Что-то просвистело, как летящая стрела, и все началось снова. Но только теперь Олье был и Чудовищем тоже, а не только тем человеком, что стоял перед зверем, и шептал, едва размыкая губы: "Я не боюсь тебя".
Олье-человек так и не справился со своим ужасом, да он и не мог. Это было свойство Чудовища - внушать ужас всему живому. Стальное жало меча, находившее нежную плоть зверя снова и снова, безжалостно ранило его. Уже умирая, Олье-Чудовище знал, как он одержит победу над тем, кто убил его. Мечом можно убить чудовищного зверя - но не страх перед ним. И сейчас этот страх сделает человека камнем - не навсегда, лишь на время, но, вернувшись к жизни, человек понесет в себе свойство внушать ужас всему живому, потому что страх свой он так и не смог победить.
Да, он умирал, когда чья-то теплая ладонь коснулась его руки, крепко сжала и требовательно потянула куда-то - прочь из самой смерти, из Тьмы.
...В себя он приходил долго, и был слаб, как новорожденный котенок. Но главное было сделано - разгадка нашлась. Один вопрос - один ответ. И множество новых вопросов...

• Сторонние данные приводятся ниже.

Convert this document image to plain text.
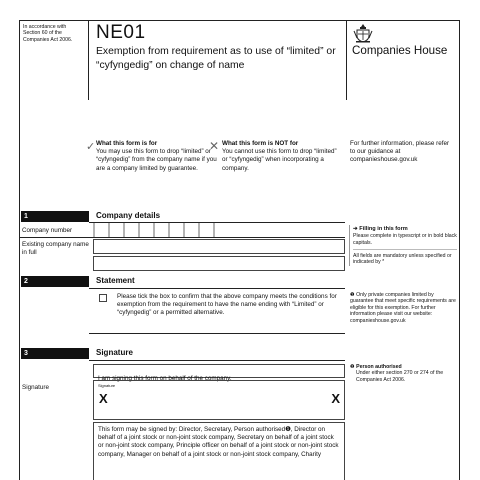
In accordance with Section 60 of the Companies Act 2006.	NE01
Exemption from requirement as to use of “limited” or “cyfyngedig” on change of name
Companies House
✓ What this form is for
You may use this form to drop “limited” or “cyfyngedig” from the company name if you are a company limited by guarantee.
✕ What this form is NOT for
You cannot use this form to drop “limited” or “cyfyngedig” when incorporating a company.
For further information, please refer to our guidance at companieshouse.gov.uk
1	Company details
Company number
Existing company name in full
➔ Filling in this form
Please complete in typescript or in bold black capitals.
All fields are mandatory unless specified or indicated by *
2	Statement
Please tick the box to confirm that the above company meets the conditions for exemption from the requirement to have the name ending with “Limited” or “cyfyngedig” or a permitted alternative.
❶ Only private companies limited by guarantee that meet specific requirements are eligible for this exemption. For further information please visit our website: companieshouse.gov.uk
3	Signature
I am signing this form on behalf of the company.
Signature	Signature
X	X
This form may be signed by: Director, Secretary, Person authorised❶, Director on behalf of a joint stock or non-joint stock company, Secretary on behalf of a joint stock or non-joint stock company, Principle officer on behalf of a joint stock or non-joint stock company, Manager on behalf of a joint stock or non-joint stock company, Charity
❷ Person authorised
Under either section 270 or 274 of the Companies Act 2006.
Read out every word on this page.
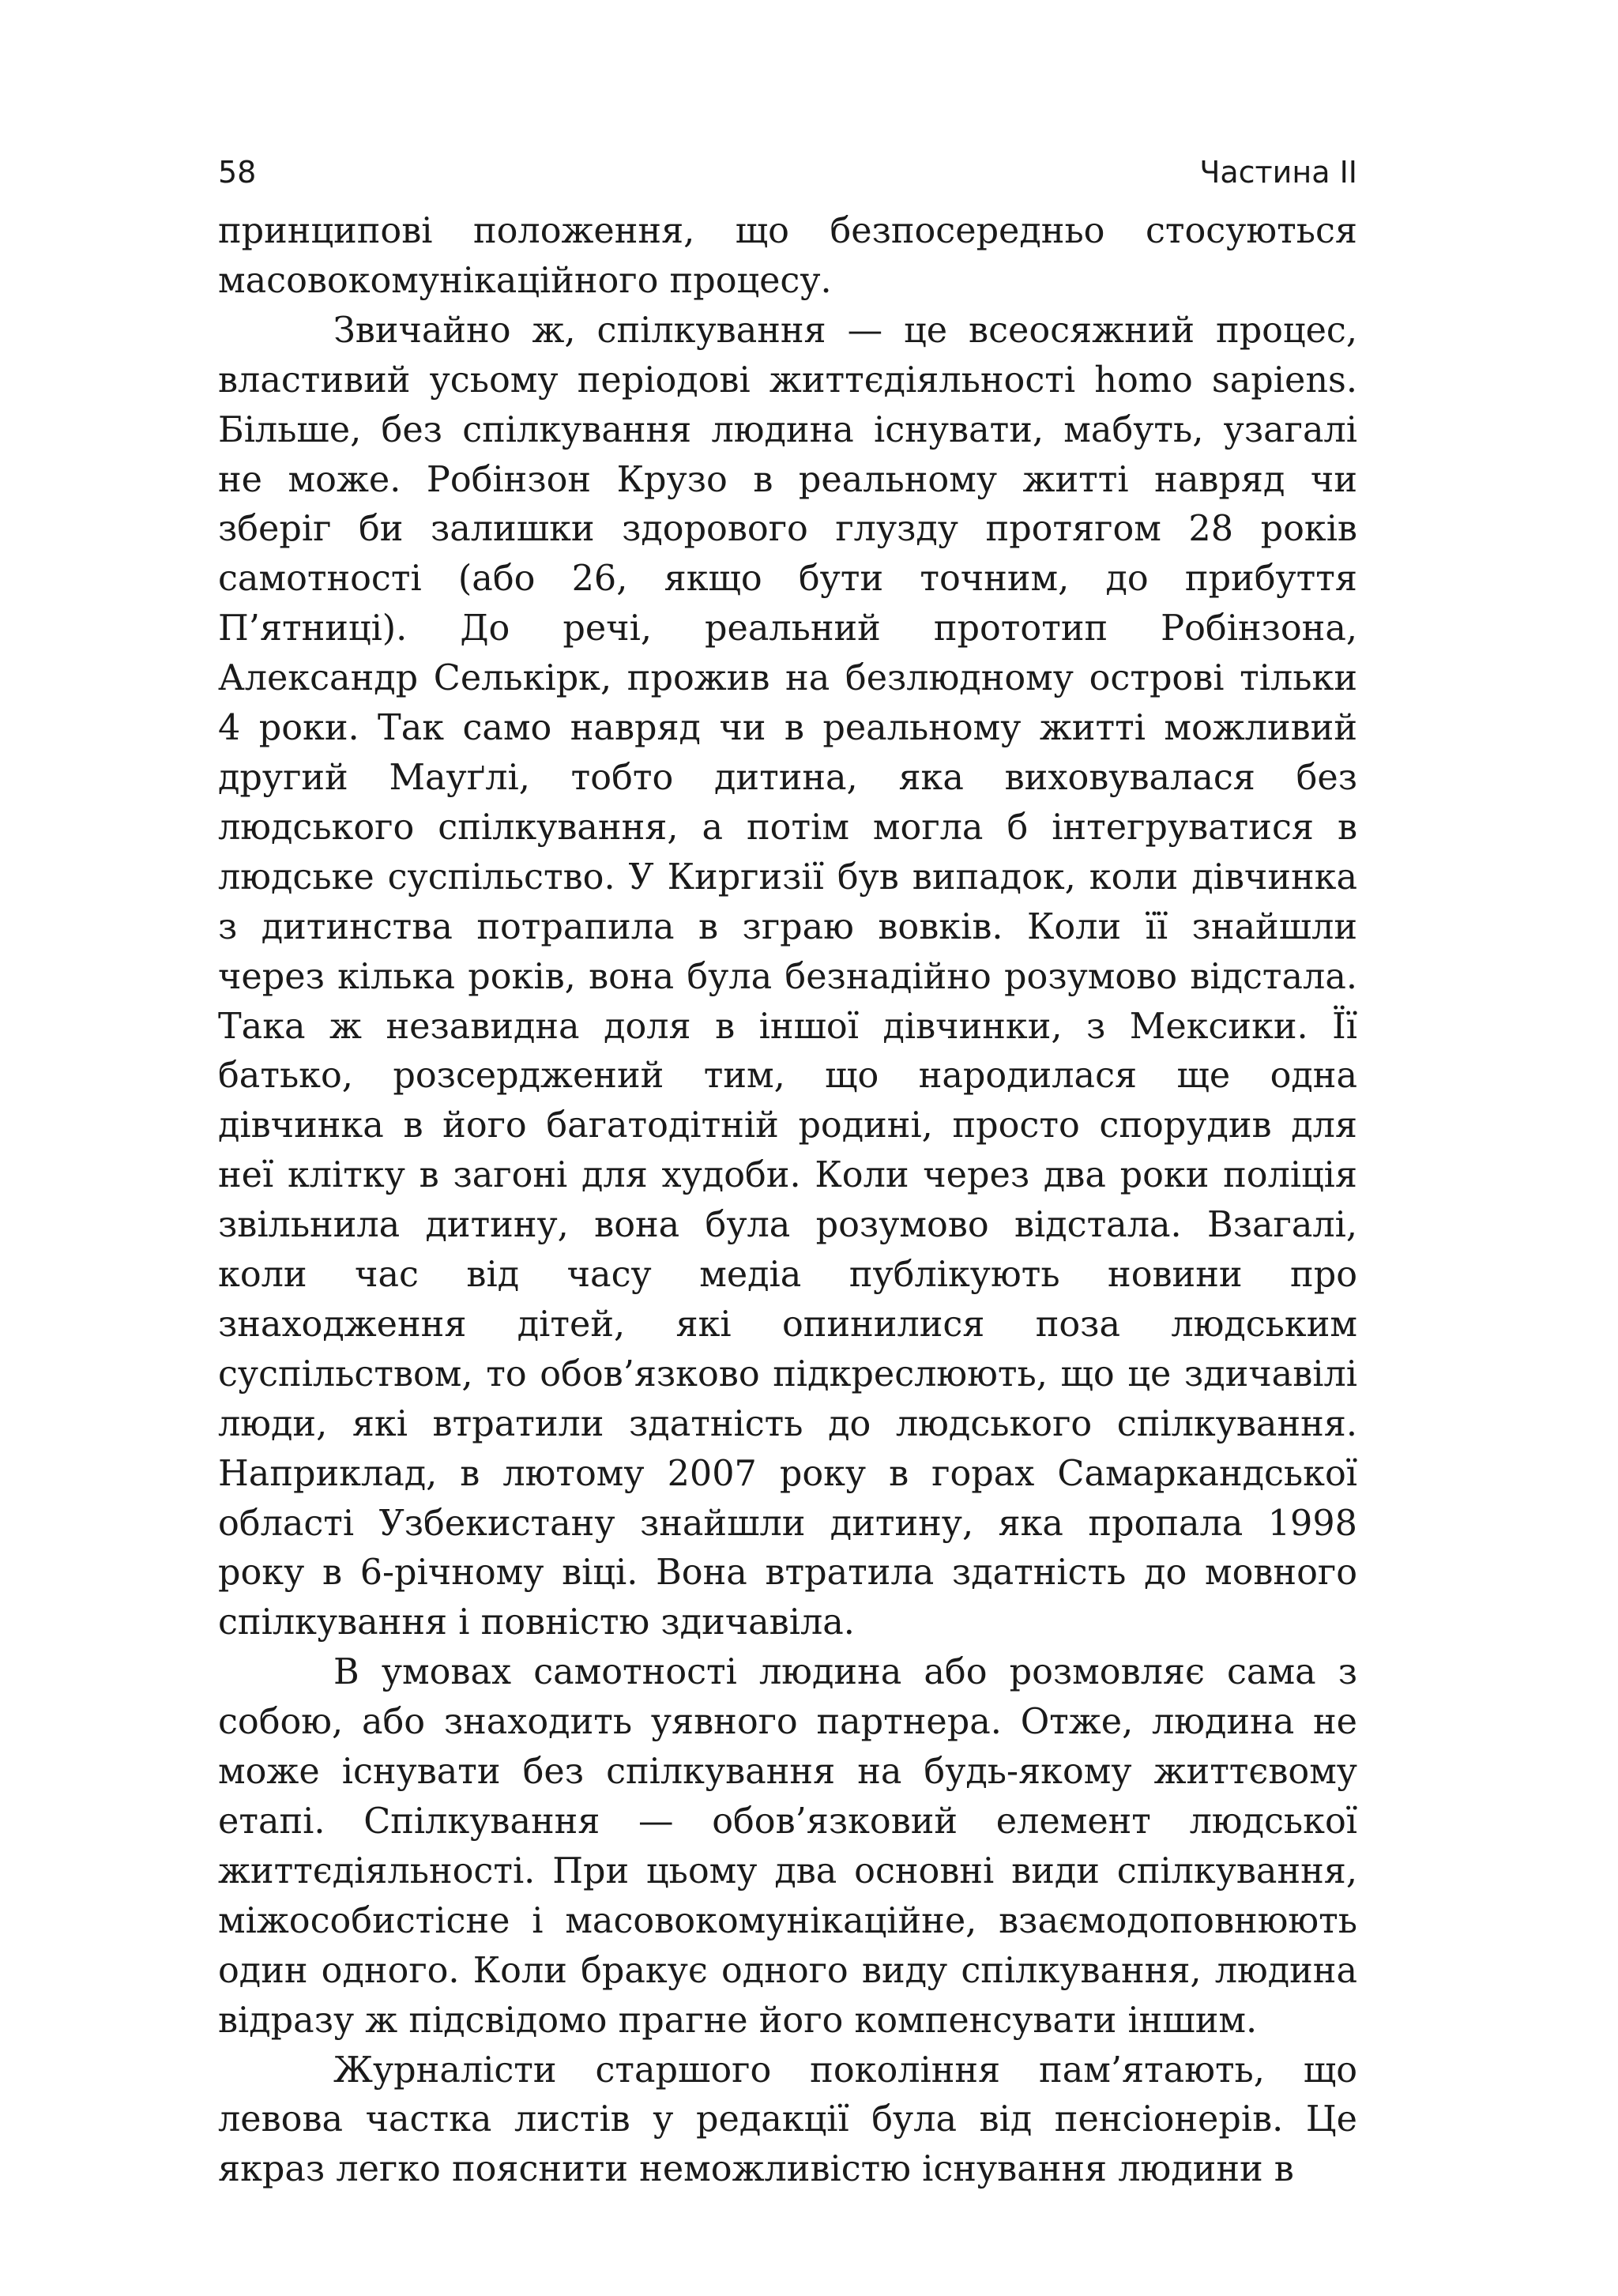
58	Частина II

принципові положення, що безпосередньо стосуються масовокомунікаційного процесу.

Звичайно ж, спілкування — це всеосяжний процес, властивий усьому періодові життєдіяльності homo sapiens. Більше, без спілкування людина існувати, мабуть, узагалі не може. Робінзон Крузо в реальному житті навряд чи зберіг би залишки здорового глузду протягом 28 років самотності (або 26, якщо бути точним, до прибуття П’ятниці). До речі, реальний прототип Робінзона, Александр Селькірк, прожив на безлюдному острові тільки 4 роки. Так само навряд чи в реальному житті можливий другий Мауґлі, тобто дитина, яка виховувалася без людського спілкування, а потім могла б інтегруватися в людське суспільство. У Киргизії був випадок, коли дівчинка з дитинства потрапила в зграю вовків. Коли її знайшли через кілька років, вона була безнадійно розумово відстала. Така ж незавидна доля в іншої дівчинки, з Мексики. Її батько, розсерджений тим, що народилася ще одна дівчинка в його багатодітній родині, просто спорудив для неї клітку в загоні для худоби. Коли через два роки поліція звільнила дитину, вона була розумово відстала. Взагалі, коли час від часу медіа публікують новини про знаходження дітей, які опинилися поза людським суспільством, то обов’язково підкреслюють, що це здичавілі люди, які втратили здатність до людського спілкування. Наприклад, в лютому 2007 року в горах Самаркандської області Узбекистану знайшли дитину, яка пропала 1998 року в 6-річному віці. Вона втратила здатність до мовного спілкування і повністю здичавіла.

В умовах самотності людина або розмовляє сама з собою, або знаходить уявного партнера. Отже, людина не може існувати без спілкування на будь-якому життєвому етапі. Спілкування — обов’язковий елемент людської життєдіяльності. При цьому два основні види спілкування, міжособистісне і масовокомунікаційне, взаємодоповнюють один одного. Коли бракує одного виду спілкування, людина відразу ж підсвідомо прагне його компенсувати іншим.

Журналісти старшого покоління пам’ятають, що левова частка листів у редакції була від пенсіонерів. Це якраз легко пояснити неможливістю існування людини в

- Теперь я понимаю, Седар. Я убил Чудовище, но так и не смог победить его, потому что не победил свой страх. Все, кто стал камнем под его взглядом, ожили, но я окаменел на тринадцать лет. Непобежденный страх сделал меня камнем, и он остался во мне свойством чудовища ужасать, пугать... Но ведь ты не боишься меня Седар и те, кто приходил к тебе, не боялись, и люди в городе, пока я не...
- Пока ты не впал в ярость и не перестал сдерживать себя. Наверное, в этом все дело. Пока ты держишь себя в руках, или пока ничто не угрожает тебе, ты никому не внушаешь ужаса.
- Так много... и так мало.
- Я говорила тебе, не жди слишком многого от волшебства. Ты должен будешь сам разбираться с тем, что узнал и принимать решение, что тебе делать. Ни одно волшебство не поможет тебе в этом.
- Что же поможет?
- Может быть время. А твоя собственная воля - уж наверняка. Ты можешь справиться со своим гневом, и ужас не выйдет наружу.
- А что если... какой-нибудь талисман?..
- Никакие талисманы и амулеты не помогут там, где нужно просто быть человеком.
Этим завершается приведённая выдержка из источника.